2007 and IDL6.4 gives us a new graphics capability called OpenGL shaders. This years card is another snowflake but with the texture map rendered using a graphics card shader. If you donít have a graphics card with shader capability then this card will be VERY boring. But find a friend that has a good card and I think you will be impressed.
The 2008 IDL Christmas Card is a SNOWNADO! A large tornado made of snowflakes moves around a field picking up Christmas Ornaments and flinging them high in the air.

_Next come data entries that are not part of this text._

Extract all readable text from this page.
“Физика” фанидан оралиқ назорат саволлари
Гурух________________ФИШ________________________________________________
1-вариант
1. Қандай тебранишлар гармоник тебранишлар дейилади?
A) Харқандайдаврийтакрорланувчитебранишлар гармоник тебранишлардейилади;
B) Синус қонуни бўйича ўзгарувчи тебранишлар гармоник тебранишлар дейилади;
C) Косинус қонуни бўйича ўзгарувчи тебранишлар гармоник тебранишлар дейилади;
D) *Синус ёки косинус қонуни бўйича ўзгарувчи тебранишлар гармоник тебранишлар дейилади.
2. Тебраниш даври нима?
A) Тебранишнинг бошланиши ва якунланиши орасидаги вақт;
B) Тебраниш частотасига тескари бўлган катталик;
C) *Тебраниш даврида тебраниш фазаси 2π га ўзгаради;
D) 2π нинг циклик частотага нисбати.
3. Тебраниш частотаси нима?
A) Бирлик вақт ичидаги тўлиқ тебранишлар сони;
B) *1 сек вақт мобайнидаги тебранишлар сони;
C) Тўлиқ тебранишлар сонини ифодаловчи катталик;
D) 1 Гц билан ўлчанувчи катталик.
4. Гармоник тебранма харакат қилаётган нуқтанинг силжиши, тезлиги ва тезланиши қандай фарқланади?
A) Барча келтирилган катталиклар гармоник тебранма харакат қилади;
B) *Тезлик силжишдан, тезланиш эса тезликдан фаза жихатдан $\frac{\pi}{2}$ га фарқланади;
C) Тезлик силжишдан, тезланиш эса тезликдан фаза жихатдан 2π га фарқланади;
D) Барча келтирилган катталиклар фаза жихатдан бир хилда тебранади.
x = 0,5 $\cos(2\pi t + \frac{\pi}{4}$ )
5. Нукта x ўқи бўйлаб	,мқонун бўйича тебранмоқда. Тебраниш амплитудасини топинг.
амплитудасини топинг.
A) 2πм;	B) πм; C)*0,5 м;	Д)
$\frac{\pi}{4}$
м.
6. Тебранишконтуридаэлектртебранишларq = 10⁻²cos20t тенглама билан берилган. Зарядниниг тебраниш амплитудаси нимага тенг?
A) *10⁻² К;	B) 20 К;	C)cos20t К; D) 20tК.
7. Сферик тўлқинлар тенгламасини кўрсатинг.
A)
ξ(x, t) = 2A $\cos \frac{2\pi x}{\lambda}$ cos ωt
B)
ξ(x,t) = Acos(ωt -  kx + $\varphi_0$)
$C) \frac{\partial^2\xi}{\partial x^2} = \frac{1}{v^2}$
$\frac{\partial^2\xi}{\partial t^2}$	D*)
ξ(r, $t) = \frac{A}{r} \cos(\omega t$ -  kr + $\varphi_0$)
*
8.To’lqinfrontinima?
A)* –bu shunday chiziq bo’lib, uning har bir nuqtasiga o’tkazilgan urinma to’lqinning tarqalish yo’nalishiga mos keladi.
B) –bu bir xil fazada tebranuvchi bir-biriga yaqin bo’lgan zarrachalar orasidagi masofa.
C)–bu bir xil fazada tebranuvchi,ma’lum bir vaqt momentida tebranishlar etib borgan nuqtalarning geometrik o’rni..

This card is modeled after the Tornado demo in IDL. I have always been impressed with the reality and speed of that demo. The trick to getting the speed is that it only contains one IDLgrPolygon object with multiple vertices and a separate connectivity for each square. (Creating a separate IDLgrPolygon for each square would be much slower) The event handler then takes each square and transforms its position based upon some velocity calculations. I was curious if it would work with a 3D shape like a sphere and it does. In fact
extending it to any 3D object would not be difficult. If you are looking for a way to visualize rapidly moving 3D objects then this card may be a good starting place.
2009 brings us Christmas Origami with IDL. I was curious if I could mimic folding paper in IDL and the result is this years Christmas Card. The trick is to set up the polygons and model heirarchy so that when you fold one piece the rest follows like it should. This card also uses the IDL bridge to display the folding so that the main IDL session is free to do its work. This is a very useful technique that I use all of the time in my analysis.
Make sure that both of the files are in the IDL path so that the bridge can find them.
2010 is an example of collision detection with IDL. In this card we have a user settable number of Christmas ornaments that bounce around the view. They not only bounce off the walls, they detect when a collision has occurred and bounce off each other. The technique is very similar to the 2008 Snownado where a single IDLgrPolygon is used with mutliple vertices. You can change the radii and restitution coefficient of the ornaments in real time. If your physics 101 class knowlege is a little fuzzy the restitution coefficient controls how energy is exchanged in collisions. For values less than 1.0 each collision loses energy and the balls slow down. A value of 1.0 is a perfect collision and the energy stays the same in the collision. Finally a value over 1.0 adds energy to each collision and everything speeds up.
You will also notice that we have two version this year, the Pre IDL 8.0 and IDL 8.0 and later. IDL has some great new syntax for objects and new things like lists. In the IDL 8.0 version the code uses the new list object , new object syntax and array indexing. The Pre IDL 8.0 is commented out in this version but is right next to the new code so that you can see what the changes are. If you don't have IDL 8.0 then the Pre IDL 8.0 version will work fine for you.
Alas, in 2011 I did not have time to do a Christmas Card!
2012 and I have a Christmas Card! This is a Card using the function graphics that became available in IDL 8.0 and later. What I do is step you through how to make a polygon filled 3D object using plot3d. I also show a neat little trick on spawning the function graphics on the bridge so that you can interact with them while the main IDL process is working.